Tuesday, July 5, 2011

on better thinking

it was a long time coming, but recently I finally admitted to myself that I am not very good at thinking alone.

"thinking out loud" with others comes easily to me, though I suspect my friends grow weary of my vague allusions and verbal mulligans as I attempt coherent thought and speech. it must be like watching a toddler as she tries to capture butterflies with a net, or chase chickens into the henhouse. how uncooperative my thoughts can be.

but I digress. such considerations for my listeners notwithstanding, I've straightened out many of my thoughts after trying them on for size out loud with trusted friends.

perhaps I've relied so heavily on vocalizing my thoughts because they won't budge otherwise. when left to my own devices I just can't seem to get things straight. I drown in my own internal thought life. it has been chaotic, thus direly unproductive.

I just get distracted. I begin thinking about something in a reflective way and my mind darts off in another direction, leaving whatever thoughts that were beginning to form in the dust before they can coalesce into anything coherent and recognizable. honestly, it's quite discouraging to be nearly twenty-one years old and feel as though I'm still navigating this world with a primitive, undisciplined mind.
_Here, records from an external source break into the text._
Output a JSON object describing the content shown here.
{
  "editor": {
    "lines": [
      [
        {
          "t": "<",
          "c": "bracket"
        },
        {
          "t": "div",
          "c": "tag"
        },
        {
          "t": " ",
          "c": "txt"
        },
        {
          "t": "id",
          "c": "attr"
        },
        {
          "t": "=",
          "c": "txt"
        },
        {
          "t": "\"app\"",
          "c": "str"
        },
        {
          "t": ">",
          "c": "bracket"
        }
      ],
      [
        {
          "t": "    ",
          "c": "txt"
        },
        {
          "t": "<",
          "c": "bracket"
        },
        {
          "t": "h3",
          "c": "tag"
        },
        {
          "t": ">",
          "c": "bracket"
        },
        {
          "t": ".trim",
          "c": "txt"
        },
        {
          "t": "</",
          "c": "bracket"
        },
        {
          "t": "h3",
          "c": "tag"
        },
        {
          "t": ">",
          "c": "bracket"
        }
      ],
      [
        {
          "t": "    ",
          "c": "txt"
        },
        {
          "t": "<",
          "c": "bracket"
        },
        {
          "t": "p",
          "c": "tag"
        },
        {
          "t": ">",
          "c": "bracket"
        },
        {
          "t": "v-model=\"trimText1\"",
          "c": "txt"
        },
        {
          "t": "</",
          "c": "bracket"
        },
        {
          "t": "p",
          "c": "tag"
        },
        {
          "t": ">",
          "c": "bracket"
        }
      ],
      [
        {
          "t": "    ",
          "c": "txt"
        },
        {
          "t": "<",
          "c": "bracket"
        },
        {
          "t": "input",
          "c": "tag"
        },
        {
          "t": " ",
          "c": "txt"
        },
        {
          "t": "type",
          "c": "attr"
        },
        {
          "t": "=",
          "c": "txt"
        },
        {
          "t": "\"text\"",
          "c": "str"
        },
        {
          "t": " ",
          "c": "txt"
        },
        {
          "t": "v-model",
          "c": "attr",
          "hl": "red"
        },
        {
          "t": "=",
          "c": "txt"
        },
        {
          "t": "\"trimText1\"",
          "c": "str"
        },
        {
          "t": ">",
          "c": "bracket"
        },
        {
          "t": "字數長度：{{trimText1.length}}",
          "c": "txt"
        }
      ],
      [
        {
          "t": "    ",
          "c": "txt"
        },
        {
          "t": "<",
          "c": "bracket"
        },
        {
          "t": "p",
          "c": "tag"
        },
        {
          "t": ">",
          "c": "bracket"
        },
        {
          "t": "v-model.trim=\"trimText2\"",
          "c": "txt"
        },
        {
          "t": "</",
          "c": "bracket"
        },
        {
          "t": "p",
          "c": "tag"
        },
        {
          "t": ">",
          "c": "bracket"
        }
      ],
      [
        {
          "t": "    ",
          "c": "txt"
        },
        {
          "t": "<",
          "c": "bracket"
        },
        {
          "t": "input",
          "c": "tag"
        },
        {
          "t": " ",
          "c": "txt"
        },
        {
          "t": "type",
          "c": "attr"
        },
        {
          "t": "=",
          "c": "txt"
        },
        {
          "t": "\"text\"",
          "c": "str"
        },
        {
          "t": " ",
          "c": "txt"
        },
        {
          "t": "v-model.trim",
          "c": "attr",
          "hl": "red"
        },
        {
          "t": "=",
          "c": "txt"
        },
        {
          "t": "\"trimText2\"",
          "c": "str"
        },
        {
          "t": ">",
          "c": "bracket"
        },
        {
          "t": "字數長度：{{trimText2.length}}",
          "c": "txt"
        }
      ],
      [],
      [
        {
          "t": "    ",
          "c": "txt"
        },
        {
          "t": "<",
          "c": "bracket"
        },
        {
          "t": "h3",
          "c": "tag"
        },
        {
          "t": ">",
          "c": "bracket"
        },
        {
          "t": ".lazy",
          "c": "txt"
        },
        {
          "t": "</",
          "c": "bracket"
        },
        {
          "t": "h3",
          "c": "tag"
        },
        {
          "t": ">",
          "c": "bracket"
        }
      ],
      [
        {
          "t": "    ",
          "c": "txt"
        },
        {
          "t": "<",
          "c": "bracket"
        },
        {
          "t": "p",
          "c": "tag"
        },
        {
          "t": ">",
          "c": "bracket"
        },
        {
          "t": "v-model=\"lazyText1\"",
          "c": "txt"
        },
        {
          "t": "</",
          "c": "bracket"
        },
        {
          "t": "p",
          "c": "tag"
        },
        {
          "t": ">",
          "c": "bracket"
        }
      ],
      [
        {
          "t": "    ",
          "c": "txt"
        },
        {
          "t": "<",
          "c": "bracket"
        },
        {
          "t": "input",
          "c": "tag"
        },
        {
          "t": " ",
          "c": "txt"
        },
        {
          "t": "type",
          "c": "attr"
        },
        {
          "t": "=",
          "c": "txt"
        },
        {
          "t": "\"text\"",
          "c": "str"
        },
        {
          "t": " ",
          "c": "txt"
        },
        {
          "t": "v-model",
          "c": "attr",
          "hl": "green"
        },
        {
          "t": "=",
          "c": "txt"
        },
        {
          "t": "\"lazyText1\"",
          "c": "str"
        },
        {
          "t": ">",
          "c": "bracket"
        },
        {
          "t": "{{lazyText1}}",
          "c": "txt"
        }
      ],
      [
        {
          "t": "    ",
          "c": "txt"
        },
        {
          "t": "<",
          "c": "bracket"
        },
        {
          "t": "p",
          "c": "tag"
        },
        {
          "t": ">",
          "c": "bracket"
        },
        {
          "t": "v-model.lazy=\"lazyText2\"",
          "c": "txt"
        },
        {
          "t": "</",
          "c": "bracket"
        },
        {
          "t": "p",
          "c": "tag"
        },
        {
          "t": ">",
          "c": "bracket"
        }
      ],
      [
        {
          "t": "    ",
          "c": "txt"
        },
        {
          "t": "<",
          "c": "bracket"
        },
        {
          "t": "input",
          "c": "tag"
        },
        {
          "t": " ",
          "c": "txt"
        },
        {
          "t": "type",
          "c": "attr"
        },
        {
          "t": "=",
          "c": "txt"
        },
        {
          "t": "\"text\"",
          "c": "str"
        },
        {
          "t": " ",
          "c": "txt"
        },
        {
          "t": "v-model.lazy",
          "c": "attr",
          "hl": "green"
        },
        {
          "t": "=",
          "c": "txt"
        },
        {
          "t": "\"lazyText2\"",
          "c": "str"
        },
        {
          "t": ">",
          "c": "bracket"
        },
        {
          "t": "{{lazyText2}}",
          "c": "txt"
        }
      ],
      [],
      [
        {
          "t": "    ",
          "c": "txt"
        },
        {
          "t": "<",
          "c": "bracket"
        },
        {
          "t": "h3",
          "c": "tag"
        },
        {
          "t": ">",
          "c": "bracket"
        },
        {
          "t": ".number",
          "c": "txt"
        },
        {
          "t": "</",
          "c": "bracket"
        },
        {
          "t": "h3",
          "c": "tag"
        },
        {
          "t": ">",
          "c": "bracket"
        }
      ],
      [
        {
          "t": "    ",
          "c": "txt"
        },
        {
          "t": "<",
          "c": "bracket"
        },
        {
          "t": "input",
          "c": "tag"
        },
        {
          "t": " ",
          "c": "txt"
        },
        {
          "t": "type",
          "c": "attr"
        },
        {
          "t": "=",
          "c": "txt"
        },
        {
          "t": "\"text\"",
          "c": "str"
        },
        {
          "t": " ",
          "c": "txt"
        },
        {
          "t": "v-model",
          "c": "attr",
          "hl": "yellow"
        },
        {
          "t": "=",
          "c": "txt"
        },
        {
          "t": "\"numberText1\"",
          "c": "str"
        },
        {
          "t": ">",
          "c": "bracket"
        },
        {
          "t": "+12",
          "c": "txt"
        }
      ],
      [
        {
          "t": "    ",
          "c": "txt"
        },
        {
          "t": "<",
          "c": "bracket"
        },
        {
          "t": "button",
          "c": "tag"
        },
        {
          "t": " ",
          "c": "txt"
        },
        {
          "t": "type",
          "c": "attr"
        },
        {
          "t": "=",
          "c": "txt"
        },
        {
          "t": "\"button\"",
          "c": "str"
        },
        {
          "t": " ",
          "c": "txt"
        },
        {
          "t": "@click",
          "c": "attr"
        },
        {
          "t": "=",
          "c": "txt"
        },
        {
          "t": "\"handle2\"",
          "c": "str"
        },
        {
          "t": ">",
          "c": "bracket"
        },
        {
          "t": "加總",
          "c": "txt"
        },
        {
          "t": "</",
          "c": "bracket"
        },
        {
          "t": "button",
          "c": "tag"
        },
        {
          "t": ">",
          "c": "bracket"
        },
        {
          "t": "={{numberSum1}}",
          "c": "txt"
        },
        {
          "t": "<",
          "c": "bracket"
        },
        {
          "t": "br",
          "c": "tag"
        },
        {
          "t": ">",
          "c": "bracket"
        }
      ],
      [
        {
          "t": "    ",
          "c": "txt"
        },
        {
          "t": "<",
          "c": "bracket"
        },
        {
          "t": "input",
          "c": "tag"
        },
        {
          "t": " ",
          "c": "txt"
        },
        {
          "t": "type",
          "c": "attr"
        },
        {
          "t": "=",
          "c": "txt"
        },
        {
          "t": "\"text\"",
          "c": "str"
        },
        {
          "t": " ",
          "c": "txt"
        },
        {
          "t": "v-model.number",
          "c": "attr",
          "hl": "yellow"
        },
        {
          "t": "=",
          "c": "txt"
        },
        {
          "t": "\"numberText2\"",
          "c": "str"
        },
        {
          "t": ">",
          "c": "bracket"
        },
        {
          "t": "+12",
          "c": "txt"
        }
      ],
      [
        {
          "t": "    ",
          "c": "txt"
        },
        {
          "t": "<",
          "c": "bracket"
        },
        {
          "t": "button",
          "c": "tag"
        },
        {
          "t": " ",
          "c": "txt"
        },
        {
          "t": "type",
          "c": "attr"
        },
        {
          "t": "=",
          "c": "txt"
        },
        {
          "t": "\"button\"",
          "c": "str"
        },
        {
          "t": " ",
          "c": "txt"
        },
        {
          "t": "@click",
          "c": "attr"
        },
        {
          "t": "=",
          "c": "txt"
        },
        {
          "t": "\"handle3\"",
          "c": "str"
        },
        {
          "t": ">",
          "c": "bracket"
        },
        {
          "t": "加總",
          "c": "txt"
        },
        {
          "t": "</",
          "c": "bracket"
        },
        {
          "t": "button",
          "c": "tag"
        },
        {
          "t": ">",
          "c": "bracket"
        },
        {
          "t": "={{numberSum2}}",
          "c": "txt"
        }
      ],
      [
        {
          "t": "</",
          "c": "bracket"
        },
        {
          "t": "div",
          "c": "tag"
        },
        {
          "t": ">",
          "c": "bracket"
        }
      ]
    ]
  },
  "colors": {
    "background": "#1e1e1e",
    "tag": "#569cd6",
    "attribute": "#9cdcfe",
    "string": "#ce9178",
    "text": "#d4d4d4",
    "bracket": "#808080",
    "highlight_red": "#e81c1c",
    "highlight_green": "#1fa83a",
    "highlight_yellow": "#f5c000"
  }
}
but hallelujah: all of this is changing because I am choosing to respond to the world with an internal voice. it is clear, deliberate and reflexive.

it's simple. I just say the stuff I would say to a friend, but instead I say it inside of my own head.

is that how everyone manages to be a thoughtful and coherent person? if so, I am behind the times. because it feels stilted and unnatural. and I constantly question whether I am truly reflecting the nature of my thoughts, my feelings, or the situation at hand or if in fact I am presenting some version of it to some veiled, hypothetical listener. it begs the question of whether or not we possess a singular, true "voice" or if even in our internal lives we can only manage to access some side of ourselves--some organizing theme.

(more on that last bit another time).

in any case, it's working. for example, it used to be that I struggled with task organization at the farm. all of the elements present in my circumstance would swirl around me without any imposed order. so my mind would be a mix of these pieces--sometimes named, sometimes mere notions such as pictures or scents.

these days, when I can muster the mindfulness to do so, I begin constructing a narrative about my surrounding situation. the mix of initial sensory responses are not disregarded but rather built upon. instead of my mind remaining a mix of images of squash bugs and large pumpkins coupled with the musty scent of tomatoes, the word "overgrown," a recollection of fungal rot followed by a pang of fearful dread, and the memory of rough tomato vine skin against my fingertips as I remove a sucker from the crook of two branches, order emerges:

"there are squash bugs attacking the pumpkin vine so I should remove their eggs and spray the living escaping adults with greenlight pesticide. nearby, the tomato plants are developing more suckers than I've been keeping up with so I should prioritize spending extra time removing those to avoid the clustered branches and leaves that led to fungal problems last summer."

it's a process, retraining one's brain to develop better thinking habits. but it's about time.